Les actualitÉs : Banque en ligne

15.03.2012

Changer de banque, une démarche toujours aussi aventureuse

Plus de deux après l’engagement des banques françaises à faciliter les demandes de transfert de compte, l’enquête de l’UFC-Que Choisir révèle que le changement de banque est une opération toujours aussi compliquée et jonchée d’écueils pour le consommateur. Pourtant, la mobilité bancaire serait une attente de 61% des consommateurs.

A l’occasion de la semaine de la mobilité bancaire organisée par Consumers International (réseau mondial des organisations de consommateurs) et dans le cadre de la journée mondiale du consommateur, l’UFC-Que Choisir a apporté au débat les résultats de son enquête sur la mobilité bancaire réalisée du 1er au 27 février 2012.

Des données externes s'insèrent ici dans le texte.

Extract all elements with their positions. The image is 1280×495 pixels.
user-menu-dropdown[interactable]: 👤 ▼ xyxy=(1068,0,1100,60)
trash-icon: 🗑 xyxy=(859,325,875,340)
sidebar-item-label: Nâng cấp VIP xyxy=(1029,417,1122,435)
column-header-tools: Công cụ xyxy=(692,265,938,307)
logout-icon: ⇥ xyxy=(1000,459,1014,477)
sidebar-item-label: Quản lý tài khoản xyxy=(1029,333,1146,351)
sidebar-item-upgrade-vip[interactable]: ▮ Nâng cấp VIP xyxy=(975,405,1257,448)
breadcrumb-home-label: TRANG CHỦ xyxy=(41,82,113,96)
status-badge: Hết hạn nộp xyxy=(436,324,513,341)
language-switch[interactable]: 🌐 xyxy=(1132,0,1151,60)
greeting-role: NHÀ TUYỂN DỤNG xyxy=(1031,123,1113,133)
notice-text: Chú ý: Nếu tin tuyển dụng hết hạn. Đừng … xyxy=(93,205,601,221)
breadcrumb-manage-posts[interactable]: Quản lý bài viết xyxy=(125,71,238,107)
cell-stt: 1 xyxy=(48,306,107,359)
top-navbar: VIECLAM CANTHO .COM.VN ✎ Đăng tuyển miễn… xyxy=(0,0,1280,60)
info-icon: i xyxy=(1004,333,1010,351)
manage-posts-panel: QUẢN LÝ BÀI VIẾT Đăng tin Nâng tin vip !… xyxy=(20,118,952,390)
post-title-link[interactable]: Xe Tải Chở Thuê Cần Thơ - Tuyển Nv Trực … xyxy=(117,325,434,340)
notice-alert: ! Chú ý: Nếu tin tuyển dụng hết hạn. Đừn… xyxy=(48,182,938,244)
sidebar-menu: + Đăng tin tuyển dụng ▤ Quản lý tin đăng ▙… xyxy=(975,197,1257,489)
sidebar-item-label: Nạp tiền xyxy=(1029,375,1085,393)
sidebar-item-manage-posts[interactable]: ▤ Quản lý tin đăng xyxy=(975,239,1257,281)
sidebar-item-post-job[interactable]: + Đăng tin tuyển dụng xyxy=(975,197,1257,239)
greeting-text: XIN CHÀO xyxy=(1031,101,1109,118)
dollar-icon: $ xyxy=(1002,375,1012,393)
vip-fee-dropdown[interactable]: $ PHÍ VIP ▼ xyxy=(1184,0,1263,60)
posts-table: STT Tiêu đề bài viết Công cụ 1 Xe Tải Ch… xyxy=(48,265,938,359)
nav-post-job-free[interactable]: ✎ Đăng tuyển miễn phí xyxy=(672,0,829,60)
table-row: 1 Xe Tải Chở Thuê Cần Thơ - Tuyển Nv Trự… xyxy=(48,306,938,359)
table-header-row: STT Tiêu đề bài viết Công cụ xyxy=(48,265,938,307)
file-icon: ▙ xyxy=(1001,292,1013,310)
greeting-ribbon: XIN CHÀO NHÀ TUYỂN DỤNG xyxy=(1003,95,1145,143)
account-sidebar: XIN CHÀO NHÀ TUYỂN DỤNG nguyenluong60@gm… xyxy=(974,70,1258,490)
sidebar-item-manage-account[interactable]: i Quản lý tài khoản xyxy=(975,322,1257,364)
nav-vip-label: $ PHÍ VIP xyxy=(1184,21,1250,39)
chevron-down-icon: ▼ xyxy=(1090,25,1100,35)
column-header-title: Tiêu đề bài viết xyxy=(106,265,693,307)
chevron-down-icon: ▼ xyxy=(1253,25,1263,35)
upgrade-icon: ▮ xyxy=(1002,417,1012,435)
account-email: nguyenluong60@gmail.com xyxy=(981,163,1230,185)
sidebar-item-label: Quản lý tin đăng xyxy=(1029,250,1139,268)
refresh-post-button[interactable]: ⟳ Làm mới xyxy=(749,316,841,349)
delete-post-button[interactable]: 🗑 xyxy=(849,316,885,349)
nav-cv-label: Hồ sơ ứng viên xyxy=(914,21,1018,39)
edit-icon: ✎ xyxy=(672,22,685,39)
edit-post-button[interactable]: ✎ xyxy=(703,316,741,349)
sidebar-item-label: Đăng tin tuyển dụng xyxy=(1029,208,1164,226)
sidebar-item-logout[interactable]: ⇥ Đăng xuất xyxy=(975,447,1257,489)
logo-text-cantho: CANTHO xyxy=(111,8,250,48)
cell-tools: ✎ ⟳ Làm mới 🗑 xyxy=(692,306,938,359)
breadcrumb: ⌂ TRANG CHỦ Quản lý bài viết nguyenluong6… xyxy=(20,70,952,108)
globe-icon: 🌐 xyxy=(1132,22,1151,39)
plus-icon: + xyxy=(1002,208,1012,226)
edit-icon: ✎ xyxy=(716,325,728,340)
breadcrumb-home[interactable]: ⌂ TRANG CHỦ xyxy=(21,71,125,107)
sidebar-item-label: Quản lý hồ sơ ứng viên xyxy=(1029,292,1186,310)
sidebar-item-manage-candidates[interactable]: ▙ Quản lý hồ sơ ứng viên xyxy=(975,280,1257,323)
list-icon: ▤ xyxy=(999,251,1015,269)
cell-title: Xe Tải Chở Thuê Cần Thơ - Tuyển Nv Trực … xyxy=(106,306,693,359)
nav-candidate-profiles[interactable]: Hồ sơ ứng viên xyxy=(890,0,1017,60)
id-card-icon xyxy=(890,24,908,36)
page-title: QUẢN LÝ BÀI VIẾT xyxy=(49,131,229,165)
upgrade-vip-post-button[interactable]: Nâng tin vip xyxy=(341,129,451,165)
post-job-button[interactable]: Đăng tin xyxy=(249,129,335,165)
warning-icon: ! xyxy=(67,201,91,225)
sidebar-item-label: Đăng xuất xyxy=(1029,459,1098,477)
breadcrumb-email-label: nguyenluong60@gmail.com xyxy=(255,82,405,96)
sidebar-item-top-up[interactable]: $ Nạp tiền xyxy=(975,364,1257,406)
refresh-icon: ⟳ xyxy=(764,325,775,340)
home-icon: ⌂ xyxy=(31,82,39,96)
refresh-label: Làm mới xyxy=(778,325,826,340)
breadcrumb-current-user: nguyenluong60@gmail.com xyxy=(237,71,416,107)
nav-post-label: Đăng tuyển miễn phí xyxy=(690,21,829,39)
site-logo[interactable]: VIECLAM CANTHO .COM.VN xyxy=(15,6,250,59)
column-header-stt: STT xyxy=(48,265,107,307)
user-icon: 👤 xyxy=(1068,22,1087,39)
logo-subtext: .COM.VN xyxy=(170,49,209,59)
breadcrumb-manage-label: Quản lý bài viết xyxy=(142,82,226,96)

Depuis le 1er novembre 2009, les banques françaises devaient prendre des mesures pour assurer le succès d’un changement de banque, les autorités françaises et européennes comptant sur l’autorégulation pour mettre en place ce service. Qu’en est-il ? Interrogeant les usagers qui ont tenté de changer de banque depuis 2010, 40% ont rencontré des complications.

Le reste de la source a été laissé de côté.